For a regime which has, as ICG put it, really inflicted so many wounds on itself (not to mention Syrians) . . . this strikes me as a very effective strategy going forward. You corrupt, collaborationist, monarchical, brutal regimes in the region want us, Syria, to reform and transition out. . . . OK — YOU TOO.
From our briefing at Mideastwire.com:
* * *
On September 14, the Saudi-owned London-based Asharq al-Awsat newspaper carried the following report by its correspondent in Cairo Salah Jomaa:
Syria proposed to the Arab League foreign ministers’ meeting held in Cairo a reform program dealing with the necessity of implementing reforms in the Arab countries. The ministers who were holding their 136th regular session refused to deal with the Syrian paper and rejected it completely. During the meeting, the Syrian delegation had distributed the proposal to the journalists saying that the Arab League meeting had rejected this paper. The paper calls for the lifting of the state of emergency in all the Arab countries and for the military tribunals to be annulled. The Syrian proposal calls for the launching of a national dialogue in which all the political parties and movements would take part and that new constitutions be drafted in order to ensure the participation of everyone in public affairs. . .
The Syrian proposal calls for the adoption of new constitutions guaranteeing freedoms and ensuring the election of parliaments.
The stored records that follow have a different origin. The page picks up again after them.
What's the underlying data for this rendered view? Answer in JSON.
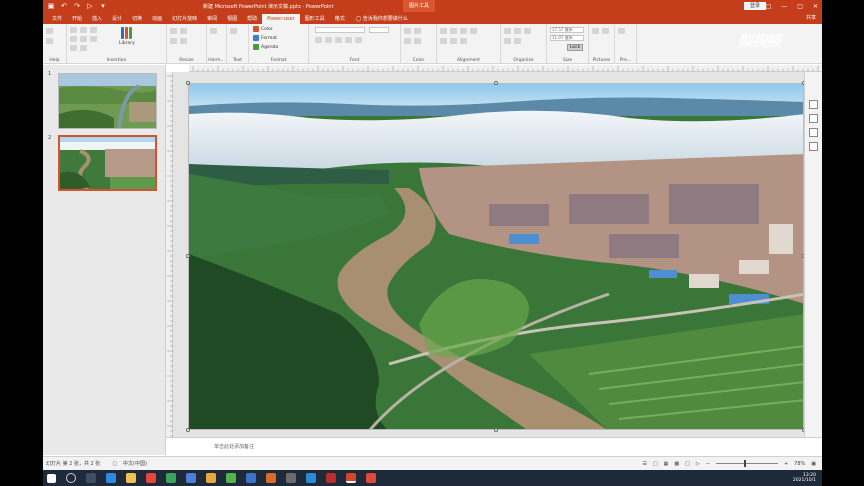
{
  "window": {
    "title": "新建 Microsoft PowerPoint 演示文稿.pptx - PowerPoint",
    "context_tab_title": "图片工具",
    "sign_in": "登录",
    "share": "共享"
  },
  "tabs": [
    {
      "label": "文件"
    },
    {
      "label": "开始"
    },
    {
      "label": "插入"
    },
    {
      "label": "设计"
    },
    {
      "label": "切换"
    },
    {
      "label": "动画"
    },
    {
      "label": "幻灯片放映"
    },
    {
      "label": "审阅"
    },
    {
      "label": "视图"
    },
    {
      "label": "帮助"
    },
    {
      "label": "Power-user",
      "active": true
    },
    {
      "label": "图形工具"
    },
    {
      "label": "格式"
    }
  ],
  "tell_me": "告诉我你想要做什么",
  "ribbon": {
    "groups": [
      {
        "label": "Help"
      },
      {
        "label": "Insertion"
      },
      {
        "label": "Resize"
      },
      {
        "label": "Harm..."
      },
      {
        "label": "Text"
      },
      {
        "label": "Format"
      },
      {
        "label": "Font"
      },
      {
        "label": "Color"
      },
      {
        "label": "Alignment"
      },
      {
        "label": "Organize"
      },
      {
        "label": "Size"
      },
      {
        "label": "Pictures"
      },
      {
        "label": "Pre..."
      }
    ],
    "library_label": "Library",
    "color_btn": "Color",
    "format_btn": "Format",
    "agenda_btn": "Agenda",
    "size_w": "17.57 厘米",
    "size_h": "11.07 厘米",
    "lock_btn": "Lock"
  },
  "slides": [
    {
      "number": "1"
    },
    {
      "number": "2",
      "selected": true
    }
  ],
  "notes_placeholder": "单击此处添加备注",
  "status": {
    "slide_info": "幻灯片 第 2 张，共 2 张",
    "language": "中文(中国)",
    "zoom": "78%"
  },
  "clock": {
    "time": "13:20",
    "date": "2021/10/1"
  },
  "watermark": "梨视频",
  "colors": {
    "accent": "#c43e1c",
    "selected_thumb": "#d35230"
  }
}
It also calls for the implementation of the democratic principles and for the freedom of the media to be protected and for the people’s right to demonstrate peacefully to be ensured. For his part, and during a closed session, Arab League Secretary General Doctor Nabil al-Arabi had presented to the ministers the results of his last visit to Syria. . . In this respect, an Arab diplomatic source was quoted by Asharq al-Awsat as saying:
“Al-Arabi presented his assessment of the talks which he had conducted with President Bashar al-Assad in Syria and he put forward his vision in regard to the implementation of the Arab League proposal regarding Syria on the ground. He also revealed the details of the agreement he was able to reach with the Syrian leadership in order to resolve the ongoing crisis, especially in regard to the necessity of seeing violence stopped to avoid additional bloodshed.”[The source continued:] “Al-Arabi said that the Arab League was ready to facilitate the launching of national dialogue in Syria, adding that a specific timetable will be set for this process. The secretary general accused the Syrian authorities of allowing the security services and the thugs to deal harshly with the popular protests, stressing the right of the Syrian people to demonstrate peacefully. However, Syrian ambassador to Cairo and to the Arab league Youssef Ahmad denied these accusations. He said that what was being reported in the media were baseless and unfounded stories. . .”
Nicholas Noe is the co-founder of the news translation service Mideastwire.com. This article was first published in The Mideastwire Blog on 14 September 2011; it is reproduced here for non-profit educational purposes. Cf. “A Arab parliamentary body called on Tuesday for suspending the membership of Syria and Yemen in the Arab League to put pressure on the two countries to heed popular demands for reforms. . . . ‘We call on the Arab states to freeze the membership of Damascus in the Arab League and urge the Arab leaders to take more active stands in that regard if the Syrian leadership did not . . . stop violence and withdraw its security forces and army . . . and form a national unity government from all political powers,’ said Tawfik Abdallah of the Arab Parliamentarians Political Affairs and National Security Committee. Abdallah added: ‘We call on the Yemeni leadership to respond to the Yemeni people and accept the Gulf states initiative . . . or we call on the Arab League to suspend the membership of Yemen in the Arab League and all its organisations.’ Arab League officials have said on different occasions that they have not taken any decision on the crisis in Yemen as it has already been handled by the Gulf Cooperation Council (GCC). Some 176 Arab and international rights groups, including the New York-based Human Rights Watch, have asked the Arab League to suspend Syria’s membership in the 22-member Arab League” (“Arab League Body Wants to Suspend Syria, Yemen Membership,” Reuters, 20 September 2011); “Do you think that Saudi Arabia would have allowed ‘Ali ‘Abdullah Salih to return to Yemen without US permission?” (As’ad AbuKhalil, “Salih Back in Yemen,” Angry Arab News Service, 23 September 2011).